Blog » ML Tools » Continuous Integration and Continuous Deployment (CI/CD) Tools for Machine Learning

Continuous Integration and Continuous Deployment (CI/CD) Tools for Machine Learning

In modern software development teams, continuous integration (CI) and continuous deployment (CD) are standard practices. 

CI is about how the project should be built and tested in various runtimes, automatically and continuously. 

CD is needed so that every new bit of code that passes automated testing can be released into production with no extra effort. 

Adopting CI/CD tools can be very beneficial in ML projects. These tools help you find errors and contradictions in code quickly and, in the long run, reduce the costs of downtime. 

In real-world projects, it can be difficult for specialists to select high-quality machine learning models that won’t conflict with the project management schemes adopted at enterprises. This results in missed deadlines and over-budget spending. 

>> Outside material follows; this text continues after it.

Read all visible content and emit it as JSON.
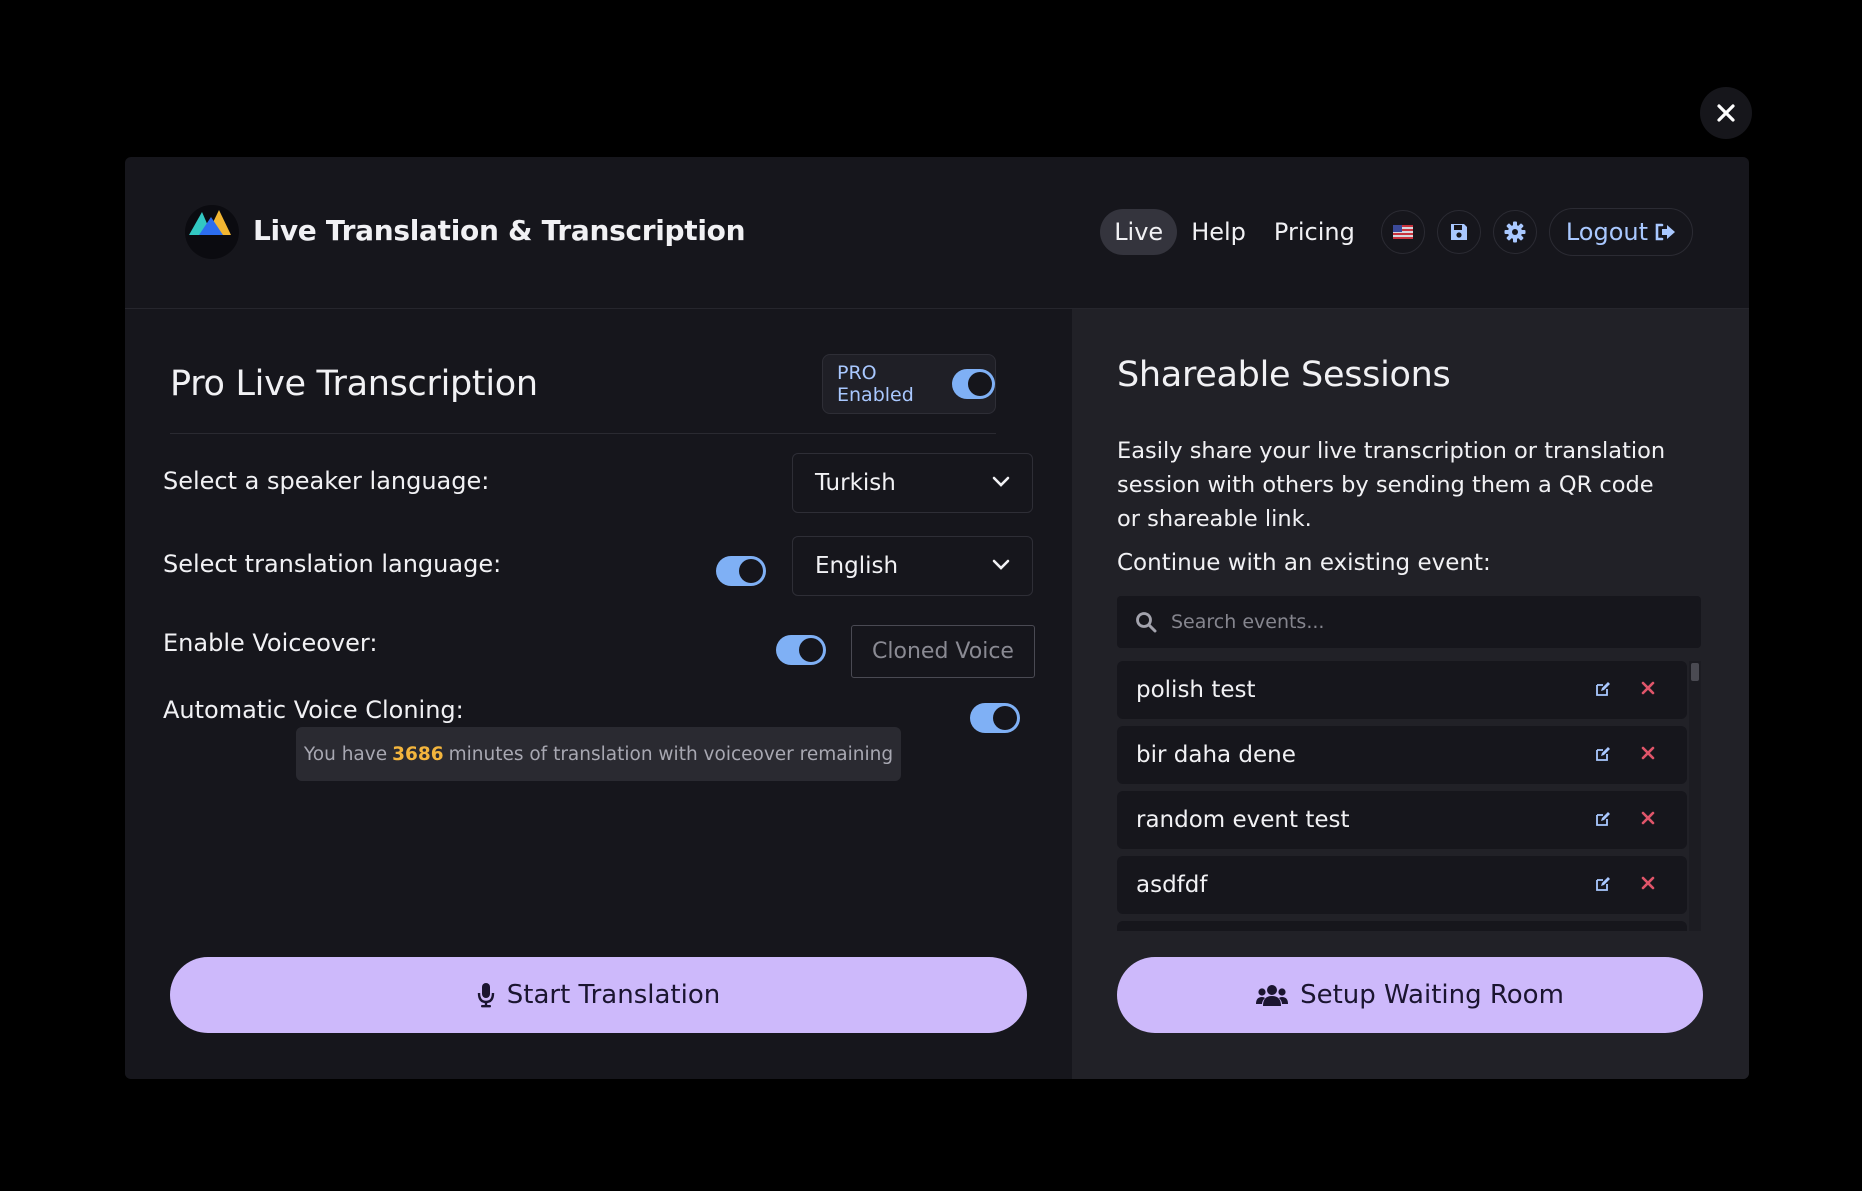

To stay on budget and meet deadlines (especially in the early stages), ML teams have adopted best practices like CI/CD from traditional software development.

Doing everything manually is painful. You have to allocate a separate server and keep it in working order, ensure the availability of necessary software systems, set up runtime environments, make backup copies of data, etc. 

It’s convenient to delegate these responsibilities to third-party services. There are many tools that facilitate this adoption, a lot of them are specialized for machine learning engineers. 

In this post, we’re going to talk about the seven best tools for CI/CD in your machine learning project. 

Best CI/CD services for Machine Learning

Machine learning engineers spend a lot of time checking their models for trouble and optimizing model performance. CI/CD tools eliminate time waste and automate manual work as much as possible.

Let’s take a closer look at them.

Plugins Documentation Container Support Hosting Operating System Pricing
CML 2/5 Reasonable Yes On premise/cloud Any Free
GitHub Actions 3/5 Poor Yes On premise/cloud Linux, macOS, Windows Free
GitLab CI/CD 2/5 Good Yes On premise/cloud Linux, macOS, Windows Free/Paid
Jenkins 5/5 Great Yes On premise/cloud Windows, Linux, macOS and other Unix-like operating systems Free
TeamCity 5/5 Great Yes On premise/cloud Linux, macOS, Windows $45-$1999
Circle CI 4/5 Reasonable Yes On premise/cloud Ubuntu, macOS, Linux, Android and Windows Free/paid for some configurations
Travis CI 5/5 Good Yes On premise/cloud Ubuntu, macOS Free for open-source/ $69-$479 for commercial use

CI/CD Tools Comparison

1. CML 

CML - CICD tools

CML, or Continuous Machine Learning, is an open-source tool for continuous integration and deployment of machine learning projects. This is one of the few projects specifically tailored for the needs of MLOps, so you can easily give it a go.

This tool was created by the same team that made DVC, an open-source library for versioning ML models. CML strives to make the implementation and deployment of ML models easy and bring them to the stage of delivery faster, with fewer bugs.

CML was designed to automate some of the routine tasks that ML engineers have to perform daily, such as training models, evaluating their performance, creating and labeling datasets, and so on. CML has a wide range of features: from making and sending automated reports, to publishing data, to distributing cloud resources for a project. For infrastructure tasks, you can apply the already-mentioned DVC or use Docker instead. 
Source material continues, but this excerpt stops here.